This week at Responsible Investor North America, Mark Campanale, Co-Founder, Planet Tracker and Carbon Tracker, and Gabriel Thoumi, CFA, FRM, Planet Tracker, each called on investors to assess their blue and green economy impacts.
Why? Because the green economy – agriculture, forestry and fishing – and the blue economy – economic contribution from oceans – together represent the 4th largest global economy, much greater than most of the countries in G20.
So shouldn’t the green and blue economies have a seat at the table at the G20 meetings alongside the other largest global economies?
At $3.3 trillion and $3 trillion (est.) respectively, the green and blue economies are larger than the economies of many of the largest countries globally:
Source: IMF 2018, World Bank 2018, WWF, Responsible Investor Research.
The green economy’s impact on the Earth is substantial. In 2018 alone, the agriculture sector contributed $3.34 trillion to the global economy.[i][ii] The environmental cost of this value is significant as primary food production causes 11% of GHG emissions and the overall global food system – from farm to fork – causes 37% of global GHG emissions.[iii]
Likewise, the blue economy’s impact on the Earth is also very large.
Just in Japan alone, only a portion of its blue economy, the wild-catch fishing industry, is 2% of Japanese exports and 2% of Japanese imports, right behind electronic components, which Japan is known for.

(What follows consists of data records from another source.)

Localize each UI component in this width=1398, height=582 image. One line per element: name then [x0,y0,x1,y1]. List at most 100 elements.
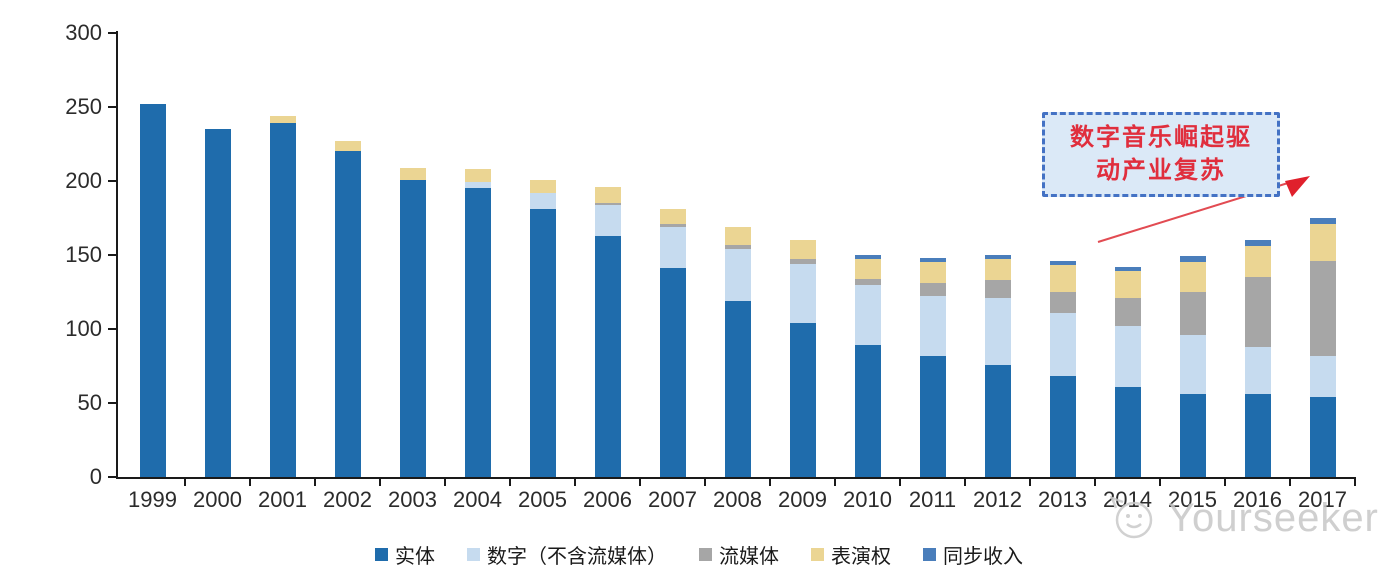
bar-segment-2016 [1244,246,1271,278]
y-axis-tick-label: 50 [77,390,102,415]
bar-segment-2000 [204,129,231,477]
bar-segment-2010 [854,284,881,346]
x-axis-tick [769,479,771,486]
bar-segment-2016 [1244,240,1271,247]
legend-item: 同步收入 [923,540,1023,569]
x-axis-tick-label: 2004 [453,487,502,512]
x-axis-tick-label: 2003 [388,487,437,512]
bar-segment-2011 [919,257,946,263]
cat-face-logo-icon [1109,495,1153,539]
bar-segment-2008 [724,249,751,301]
x-axis-tick [964,479,966,486]
bar-segment-2004 [464,169,491,183]
legend-item: 数字（不含流媒体） [467,540,667,569]
bar-segment-1999 [139,104,166,477]
bar-segment-2015 [1179,292,1206,335]
bar-segment-2013 [1049,376,1076,477]
bar-segment-2010 [854,278,881,285]
x-axis-tick [639,479,641,486]
x-axis-tick [184,479,186,486]
x-axis-tick [1354,479,1356,486]
bar-segment-2017 [1309,397,1336,477]
y-axis-line [116,31,118,479]
x-axis-tick [1094,479,1096,486]
x-axis-tick [444,479,446,486]
legend-label: 同步收入 [943,546,1023,568]
bar-segment-2009 [789,323,816,477]
bar-segment-2015 [1179,394,1206,477]
bar-segment-2004 [464,188,491,477]
y-axis-tick-label: 0 [89,464,102,489]
x-axis-tick [574,479,576,486]
x-axis-tick-label: 2005 [518,487,567,512]
x-axis-tick-label: 2012 [973,487,1022,512]
bar-segment-2001 [269,123,296,477]
x-axis-tick [899,479,901,486]
x-axis-tick-label: 1999 [128,487,177,512]
y-axis-tick-label: 100 [65,316,102,341]
bar-segment-2011 [919,262,946,284]
bar-segment-2016 [1244,394,1271,477]
annotation-callout-box: 数字音乐崛起驱 动产业复苏 [1042,112,1280,197]
legend-label: 表演权 [831,546,891,568]
y-axis-tick [108,402,116,404]
bar-segment-2002 [334,151,361,477]
bar-segment-2006 [594,235,621,477]
bar-segment-2014 [1114,266,1141,272]
x-axis-tick-label: 2002 [323,487,372,512]
x-axis-tick-label: 2000 [193,487,242,512]
bar-segment-2007 [659,226,686,269]
bar-segment-2011 [919,355,946,477]
bar-segment-2014 [1114,326,1141,387]
x-axis-tick-label: 2006 [583,487,632,512]
annotation-text-line1: 数字音乐崛起驱 [1070,124,1252,151]
bar-segment-2005 [529,192,556,210]
legend-swatch-icon [923,548,936,561]
x-axis-tick-label: 2016 [1233,487,1282,512]
x-axis-tick-label: 2017 [1298,487,1347,512]
bar-segment-2011 [919,283,946,297]
y-axis-tick-label: 150 [65,242,102,267]
x-axis-tick [509,479,511,486]
bar-segment-2012 [984,259,1011,281]
bar-segment-2017 [1309,218,1336,224]
bar-segment-2012 [984,280,1011,298]
bar-segment-2013 [1049,292,1076,313]
bar-segment-2017 [1309,223,1336,261]
bar-segment-2014 [1114,297,1141,327]
x-axis-tick-label: 2009 [778,487,827,512]
legend-item: 表演权 [811,540,891,569]
x-axis-tick [379,479,381,486]
x-axis-tick [704,479,706,486]
bar-segment-2005 [529,209,556,477]
bar-segment-2006 [594,204,621,236]
x-axis-tick [1029,479,1031,486]
legend-swatch-icon [699,548,712,561]
bar-segment-2010 [854,259,881,279]
x-axis-tick-label: 2001 [258,487,307,512]
bar-segment-2016 [1244,346,1271,395]
y-axis-tick [108,254,116,256]
bar-segment-2014 [1114,271,1141,298]
x-axis-tick [314,479,316,486]
legend-swatch-icon [375,548,388,561]
y-axis-tick [108,106,116,108]
x-axis-tick-label: 2015 [1168,487,1217,512]
bar-segment-2015 [1179,256,1206,263]
y-axis-tick-label: 250 [65,94,102,119]
bar-segment-2005 [529,179,556,193]
bar-segment-2008 [724,226,751,245]
x-axis-tick-label: 2007 [648,487,697,512]
bar-segment-2012 [984,364,1011,477]
bar-segment-2010 [854,345,881,477]
bar-segment-2008 [724,244,751,250]
y-axis-tick [108,32,116,34]
bar-segment-2007 [659,209,686,224]
bar-segment-2015 [1179,262,1206,292]
x-axis-line [116,477,1356,479]
bar-segment-2017 [1309,355,1336,398]
x-axis-tick-label: 2014 [1103,487,1152,512]
legend-item: 流媒体 [699,540,779,569]
bar-segment-2009 [789,259,816,264]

Investors are not yet taking responsibility for their green and blue economy impacts for two reasons: they need investment grade projects and they require content expertise and definition.
Mark Campanale, the Founder of Planet Tracker, explained that investors are not taking responsibility for driving 90% of the planet’s fisheries towards collapse because of over-fishing as the “market doesn’t recognise boundaries and doesn’t price scarcity as long as you can fish somewhere if you can’t catch locally.”
He advised investors to review the recent Planet Tracker Report, Perfect Storm: Profits at Risk in the Japanese Seafood Industry, for the key recommendations to address these blue economy risks and better understand key opportunities.
This week, UNFCCC negotiators are meeting at COP 25 in Madrid as Bank of England Governor Mark Carney has announced he will become the U.N. special envoy on climate action and climate finance, starting in 2020.
In this role, Mr. Carney, who is replacing Michael Bloomberg who stepped down to run for U.S. president, will push investors to be responsible for their climate change emissions, including their impacts on the largest global economies, like the green and blue economies.
Not a moment too soon as, in the meantime, emissions continue to rise, increasing the risk to the global economy.
[i] The Economics of Ecosystems & Biodiversity (2019). TEEB for Agriculture & Food.
[ii] World Bank national accounts data, and OECD National Accounts data files (2018). Agriculture, forestry, and fishing, value added (current US$). Agriculture (code is NV.AGR.TOTL.CD) corresponds to ISIC divisions 1-5 and includes forestry, hunting, and fishing, as well as cultivation of crops and livestock production. Value added is the net output of a sector after adding up all outputs and subtracting intermediate inputs. It is calculated without making deductions for depreciation of fabricated assets or depletion and degradation of natural resources. The origin of value added is determined by the International Standard Industrial Classification (ISIC), revision 3. Data are in current U.S. dollars.
[iii] IPCC (2019). Climate Change and Land: an IPCC special report on climate change, desertification, land degradation, sustainable land management, food security, and greenhouse gas fluxes in terrestrial ecosystems.